What that means is that no player has ever hit more than 61 home runs while doing it cleanly. Now that MLB has a drug testing policy, we can assume that Aaron Judge can be the first to do so.
Rightly or wrongly, Aaron Judge will be celebrated as the single-season home run king when he hits number 62. And I believe that is an appropriate decision.
If there is one thing that baseball fans hate, it’s cheating. Yes, Gaylord Perry’s act on the mound about the spitball was entertaining performance art. But you only need to look at the reaction to players who have been nailed for performance-enhancing drug use. More widely, look at the reaction to anybody associated with the Houston Astros sign-stealing scandal from 2017. They are mercilessly booed off the field by visiting fans.
Players that play the game the right way? They are lauded and celebrated. There is no better example of that than the Albert Pujols retirement tour and his pursuit of 700 home runs.
The applause that Pujols got for hitting #700 on the road says everything that you need to know.6
The applause when Judge hits #62 at Yankee Stadium this weekend will dwarf that.

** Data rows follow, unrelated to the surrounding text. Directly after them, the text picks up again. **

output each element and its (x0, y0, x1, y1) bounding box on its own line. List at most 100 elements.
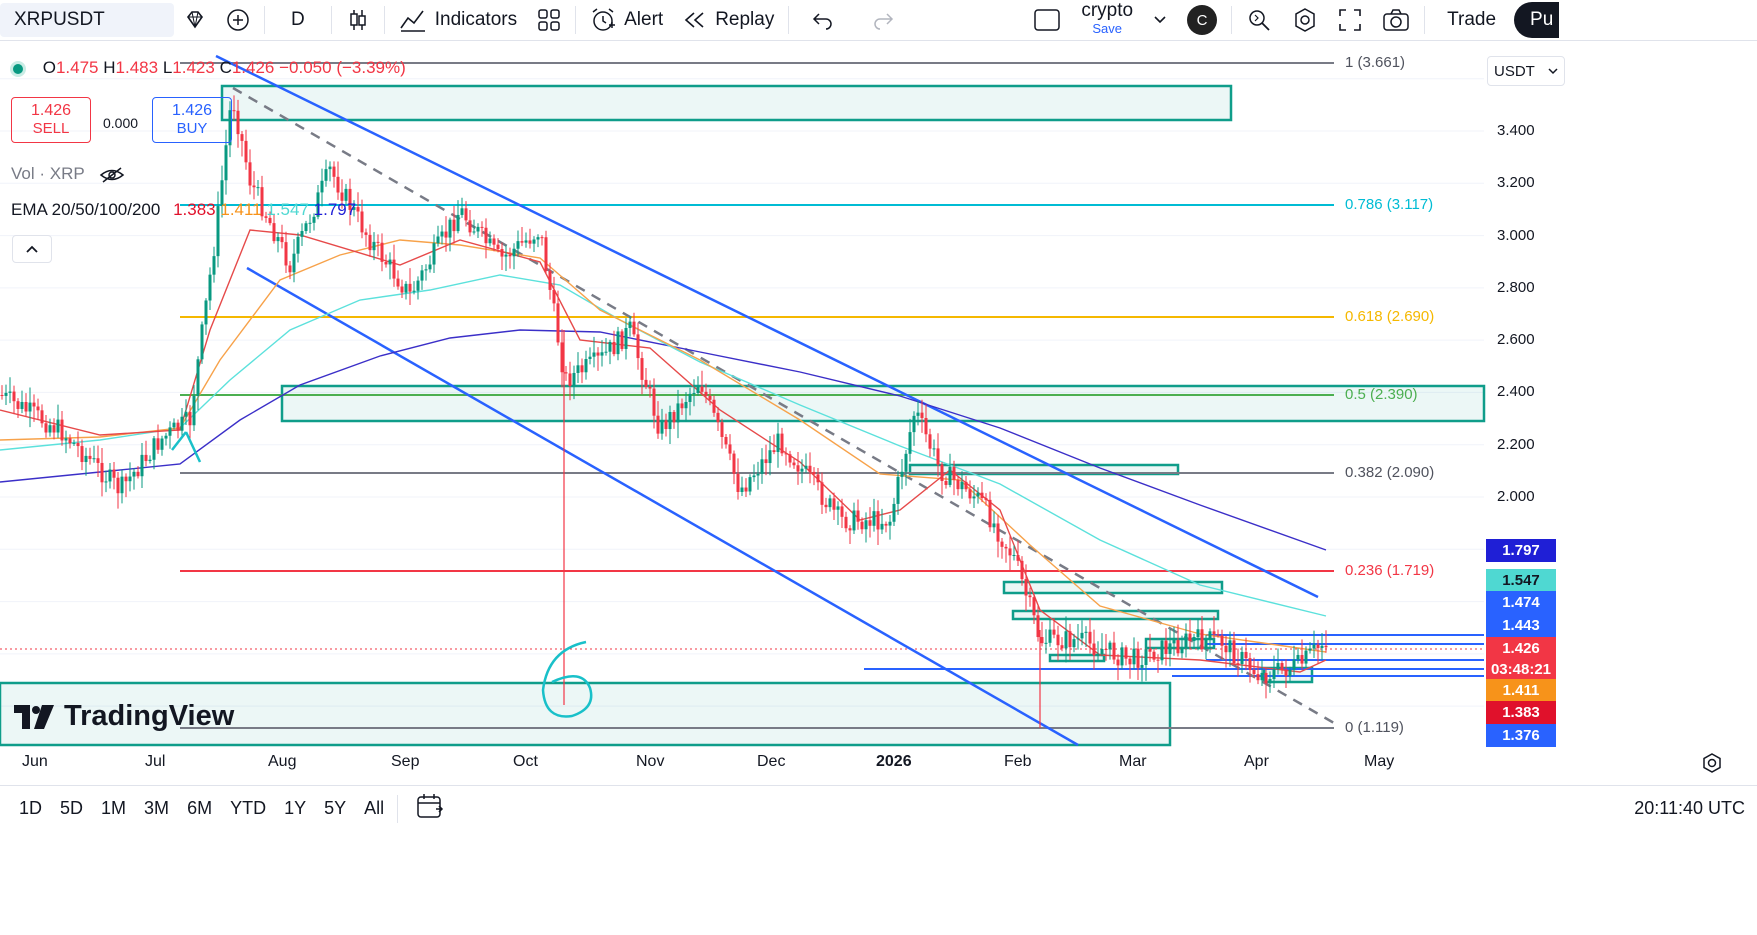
candle-body (728, 444, 732, 454)
eye-off-icon[interactable] (99, 166, 125, 184)
candle-body (872, 511, 876, 526)
candle-body (652, 388, 656, 416)
symbol-name: XRPUSDT (14, 9, 105, 30)
candle-body (776, 433, 780, 453)
candle-body (512, 248, 516, 257)
range-button-5y[interactable]: 5Y (324, 798, 347, 818)
candle-body (928, 434, 932, 449)
candle-body (464, 208, 468, 221)
candle-body (32, 402, 36, 407)
candle-body (960, 481, 964, 490)
candle-body (208, 274, 212, 301)
spread-value: 0.000 (103, 115, 139, 131)
diamond-icon[interactable] (174, 0, 216, 40)
templates-icon[interactable] (527, 0, 571, 40)
candle-body (1280, 662, 1284, 670)
redo-icon[interactable] (853, 0, 913, 40)
range-button-1y[interactable]: 1Y (284, 798, 307, 818)
range-button-5d[interactable]: 5D (60, 798, 84, 818)
price-tick: 3.400 (1497, 122, 1535, 139)
range-button-ytd[interactable]: YTD (230, 798, 267, 818)
candle-body (172, 422, 176, 428)
candle-body (396, 278, 400, 287)
range-button-all[interactable]: All (364, 798, 385, 818)
quick-search-icon[interactable] (1236, 0, 1282, 40)
symbol-search[interactable]: XRPUSDT (0, 3, 174, 37)
candle-body (888, 521, 892, 526)
candle-body (1248, 658, 1252, 670)
candle-body (156, 438, 160, 450)
buy-button[interactable]: 1.426 BUY (152, 97, 232, 143)
candle-body (288, 265, 292, 273)
candle-body (1128, 658, 1132, 665)
candle-body (1196, 629, 1200, 638)
candle-body (532, 239, 536, 244)
candle-body (400, 286, 404, 293)
collapse-legend-button[interactable] (12, 235, 52, 263)
candle-body (1140, 664, 1144, 668)
candle-body (168, 427, 172, 436)
camera-icon[interactable] (1372, 0, 1420, 40)
publish-button[interactable]: Pu (1514, 2, 1560, 38)
candle-body (408, 283, 412, 292)
chevron-down-icon[interactable] (1143, 0, 1177, 40)
sell-button[interactable]: 1.426 SELL (11, 97, 91, 143)
replay-button[interactable]: Replay (673, 0, 784, 40)
fullscreen-icon[interactable] (1328, 0, 1372, 40)
candle-body (804, 465, 808, 469)
candle-body (244, 140, 248, 163)
candle-body (1188, 633, 1192, 642)
currency-select[interactable]: USDT (1487, 56, 1565, 86)
candle-body (1236, 663, 1240, 665)
price-tick: 2.600 (1497, 331, 1535, 349)
candles-icon[interactable] (336, 0, 380, 40)
candle-body (672, 411, 676, 423)
candle-body (608, 341, 612, 352)
undo-icon[interactable] (793, 0, 853, 40)
alert-button[interactable]: Alert (580, 0, 673, 40)
date-range-icon[interactable] (402, 793, 458, 824)
bottom-toolbar: 1D 5D 1M 3M 6M YTD 1Y 5Y All 20:11:40 UTC (0, 785, 1757, 831)
candle-body (936, 448, 940, 465)
layout-select-icon[interactable] (1023, 0, 1071, 40)
range-button-1d[interactable]: 1D (19, 798, 43, 818)
candle-body (404, 283, 408, 293)
candle-body (412, 290, 416, 292)
candle-body (1084, 631, 1088, 633)
price-tick: 2.200 (1497, 435, 1535, 453)
candle-body (160, 438, 164, 450)
trade-button[interactable]: Trade (1429, 0, 1514, 40)
candle-body (1072, 639, 1076, 648)
change-value: −0.050 (−3.39%) (279, 58, 406, 77)
candle-body (204, 300, 208, 325)
time-axis-label: Jun (22, 753, 48, 770)
range-button-1m[interactable]: 1M (101, 798, 127, 818)
top-toolbar: XRPUSDT D Indicators Alert Replay crypto… (0, 0, 1757, 41)
range-button-3m[interactable]: 3M (144, 798, 170, 818)
candle-body (176, 422, 180, 431)
interval-button[interactable]: D (269, 0, 327, 40)
fib-level-label: 0 (1.119) (1345, 719, 1404, 736)
add-symbol-icon[interactable] (216, 0, 260, 40)
price-scale-label: 1.797 (1486, 539, 1556, 562)
candle-body (212, 256, 216, 275)
timezone-settings-icon[interactable] (1700, 751, 1724, 780)
candle-body (1168, 643, 1172, 654)
candle-body (1116, 659, 1120, 666)
fib-level-label: 1 (3.661) (1345, 54, 1406, 71)
candle-body (580, 365, 584, 373)
price-chart[interactable] (0, 48, 1660, 830)
hand-drawn-six (541, 640, 593, 718)
clock[interactable]: 20:11:40 UTC (1634, 798, 1745, 818)
settings-icon[interactable] (1282, 0, 1328, 40)
range-button-6m[interactable]: 6M (187, 798, 213, 818)
candle-body (744, 487, 748, 492)
candle-body (876, 511, 880, 530)
candle-body (328, 166, 332, 170)
avatar-button[interactable]: C (1177, 0, 1227, 40)
save-layout-button[interactable]: crypto Save (1071, 0, 1143, 40)
candle-body (364, 232, 368, 235)
candle-body (844, 516, 848, 529)
indicators-button[interactable]: Indicators (389, 0, 527, 40)
candle-body (736, 473, 740, 492)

Though it loathes me to salute a New York Yankee, Aaron Judge will be the real single-season home run king once he reaches #62. For the sake of recognizing the legitimacy of the game, it is the only right thing to do.
If you are wondering why this is important: https://www.cbssports.com/mlb/news/yankees-aaron-judge-pretty-upset-after-camden-yards-new-left-field-wall-costs-him-three-homer-game/
Which will annoy me, but alas.
As there was in 1961 when Maris hit 61.
The other weird thing about Sosa; he hit 60 home runs three times and never led the league in any of those seasons. In the two years he did win the home run title he “only” hit 50 and 49 respectively. It was a five-year stretch where he hit 292 home runs, which is equal to what Pat Burrell hit in his entire 12-year career.
Who would had a Hall of Fame career in progress before using “the clear” and “the cream”.
Though Pujols did play 85 games for the Dodgers last year and spent 9+ years before that playing for the crosstown Angels.